The remainder of the changes were reviewed and it was determined that there were no changes applicable to the 10CFR 50.59 report.

TESTS AND EXPERIMENTS During the last year, several tests and experiments were performed in conjunction with the recovery effort. Most of these tests did not fall under the category of 50.59 subjects.

The following items represent those evolutions which are considered significant or fall into the category of 50.59 items. Also listed is any appropriate correspondence.

SDS Liner Hydrogen Generation Rate Description -

The basic procedure for obtaining samples for the gas generation rate was described in SOP R-2-81-59 along with a safety evaluation for storing liners in a wet vs dewatered mode.

This covers the hazards associated with hydrogen generation and sampling.

This procedure was approved by on-site NRC personnel on November 17, 1981 and as such will not be discussed further here.

Ronald C. Haynes 4400-82-L-0024 In Containment Resin Test Description -

This change was described in SOP R-2-81-11 and 12 approved by on-site NRC personnel on March 16, 1981 and March 19, 1981.

Thus, the test will not be discussed further.

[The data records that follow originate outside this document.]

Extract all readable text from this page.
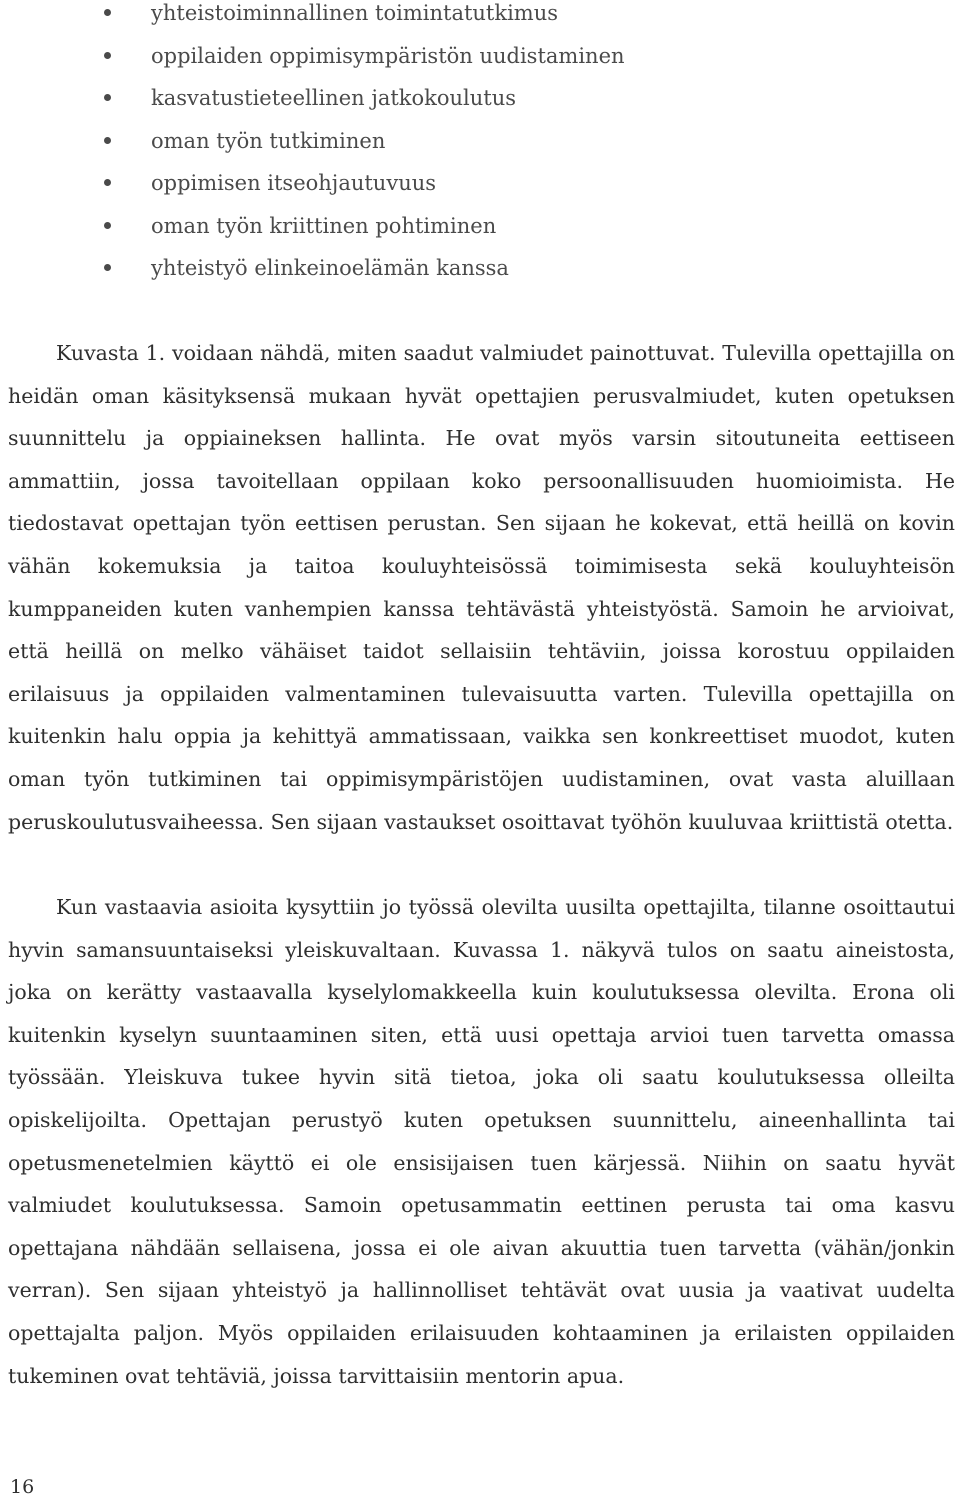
yhteistoiminnallinen toimintatutkimus
oppilaiden oppimisympäristön uudistaminen
kasvatustieteellinen jatkokoulutus
oman työn tutkiminen
oppimisen itseohjautuvuus
oman työn kriittinen pohtiminen
yhteistyö elinkeinoelämän kanssa

Kuvasta 1. voidaan nähdä, miten saadut valmiudet painottuvat. Tulevilla opettajilla on heidän oman käsityksensä mukaan hyvät opettajien perusvalmiudet, kuten opetuksen suunnittelu ja oppiaineksen hallinta. He ovat myös varsin sitoutuneita eettiseen ammattiin, jossa tavoitellaan oppilaan koko persoonallisuuden huomioimista. He tiedostavat opettajan työn eettisen perustan. Sen sijaan he kokevat, että heillä on kovin vähän kokemuksia ja taitoa kouluyhteisössä toimimisesta sekä kouluyhteisön kumppaneiden kuten vanhempien kanssa tehtävästä yhteistyöstä. Samoin he arvioivat, että heillä on melko vähäiset taidot sellaisiin tehtäviin, joissa korostuu oppilaiden erilaisuus ja oppilaiden valmentaminen tulevaisuutta varten. Tulevilla opettajilla on kuitenkin halu oppia ja kehittyä ammatissaan, vaikka sen konkreettiset muodot, kuten oman työn tutkiminen tai oppimisympäristöjen uudistaminen, ovat vasta aluillaan peruskoulutusvaiheessa. Sen sijaan vastaukset osoittavat työhön kuuluvaa kriittistä otetta.

Kun vastaavia asioita kysyttiin jo työssä olevilta uusilta opettajilta, tilanne osoittautui hyvin samansuuntaiseksi yleiskuvaltaan. Kuvassa 1. näkyvä tulos on saatu aineistosta, joka on kerätty vastaavalla kyselylomakkeella kuin koulutuksessa olevilta. Erona oli kuitenkin kyselyn suuntaaminen siten, että uusi opettaja arvioi tuen tarvetta omassa työssään. Yleiskuva tukee hyvin sitä tietoa, joka oli saatu koulutuksessa olleilta opiskelijoilta. Opettajan perustyö kuten opetuksen suunnittelu, aineenhallinta tai opetusmenetelmien käyttö ei ole ensisijaisen tuen kärjessä. Niihin on saatu hyvät valmiudet koulutuksessa. Samoin opetusammatin eettinen perusta tai oma kasvu opettajana nähdään sellaisena, jossa ei ole aivan akuuttia tuen tarvetta (vähän/jonkin verran). Sen sijaan yhteistyö ja hallinnolliset tehtävät ovat uusia ja vaativat uudelta opettajalta paljon. Myös oppilaiden erilaisuuden kohtaaminen ja erilaisten oppilaiden tukeminen ovat tehtäviä, joissa tarvittaisiin mentorin apua.

16
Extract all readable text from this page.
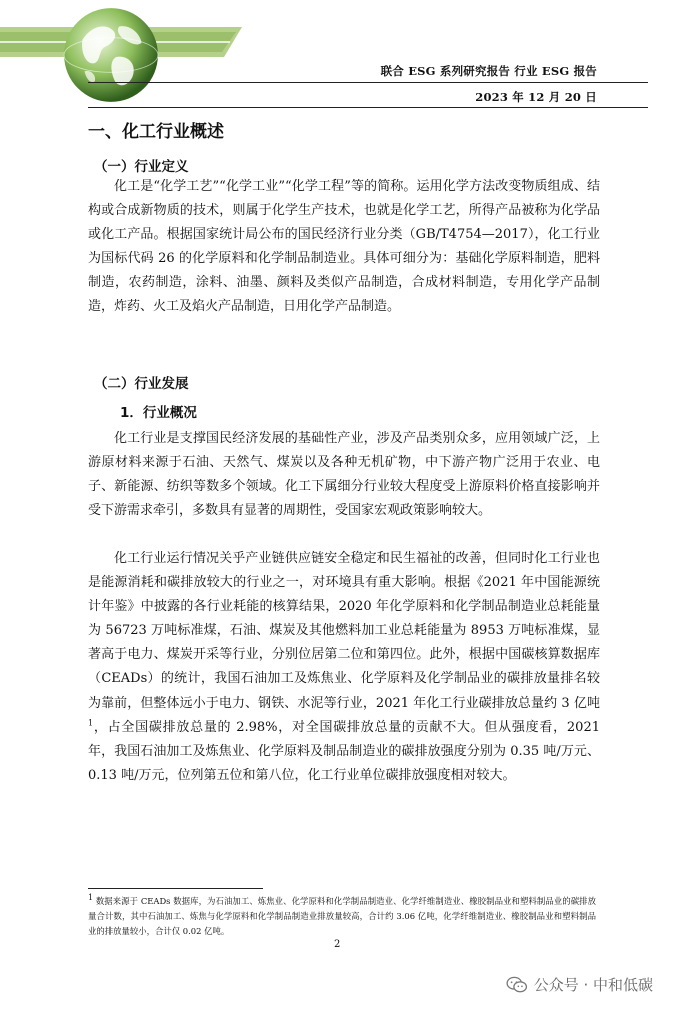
联合 ESG 系列研究报告 行业 ESG 报告
2023 年 12 月 20 日
一、化工行业概述
（一）行业定义

化工是“化学工艺”“化学工业”“化学工程”等的简称。运用化学方法改变物质组成、结构或合成新物质的技术，则属于化学生产技术，也就是化学工艺，所得产品被称为化学品或化工产品。根据国家统计局公布的国民经济行业分类（GB/T4754—2017），化工行业为国标代码 26 的化学原料和化学制品制造业。具体可细分为：基础化学原料制造，肥料制造，农药制造，涂料、油墨、颜料及类似产品制造，合成材料制造，专用化学产品制造，炸药、火工及焰火产品制造，日用化学产品制造。

（二）行业发展
1．行业概况

化工行业是支撑国民经济发展的基础性产业，涉及产品类别众多，应用领域广泛，上游原材料来源于石油、天然气、煤炭以及各种无机矿物，中下游产物广泛用于农业、电子、新能源、纺织等数多个领域。化工下属细分行业较大程度受上游原料价格直接影响并受下游需求牵引，多数具有显著的周期性，受国家宏观政策影响较大。

化工行业运行情况关乎产业链供应链安全稳定和民生福祉的改善，但同时化工行业也是能源消耗和碳排放较大的行业之一，对环境具有重大影响。根据《2021 年中国能源统计年鉴》中披露的各行业耗能的核算结果，2020 年化学原料和化学制品制造业总耗能量为 56723 万吨标准煤，石油、煤炭及其他燃料加工业总耗能量为 8953 万吨标准煤，显著高于电力、煤炭开采等行业，分别位居第二位和第四位。此外，根据中国碳核算数据库（CEADs）的统计，我国石油加工及炼焦业、化学原料及化学制品业的碳排放量排名较为靠前，但整体远小于电力、钢铁、水泥等行业，2021 年化工行业碳排放总量约 3 亿吨$^1$，占全国碳排放总量的 2.98%，对全国碳排放总量的贡献不大。但从强度看，2021 年，我国石油加工及炼焦业、化学原料及制品制造业的碳排放强度分别为 0.35 吨/万元、0.13 吨/万元，位列第五位和第八位，化工行业单位碳排放强度相对较大。

$^1$ 数据来源于 CEADs 数据库，为石油加工、炼焦业、化学原料和化学制品制造业、化学纤维制造业、橡胶制品业和塑料制品业的碳排放量合计数，其中石油加工、炼焦与化学原料和化学制品制造业排放量较高，合计约 3.06 亿吨，化学纤维制造业、橡胶制品业和塑料制品业的排放量较小，合计仅 0.02 亿吨。
2
公众号 · 中和低碳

Containment Decon Test Description -

This was a large scale decon test done during Entry No. 10.

The test was described in SOP R-2 81-20 approved by on-site NRC personnel on May 6,1981.

Thus, this test will not be discussed further here.

SDS Sand Filter Test Description -

This test and associated safety evaluation was previously provided to and reviewed by NRC in Septemeber and November 1981.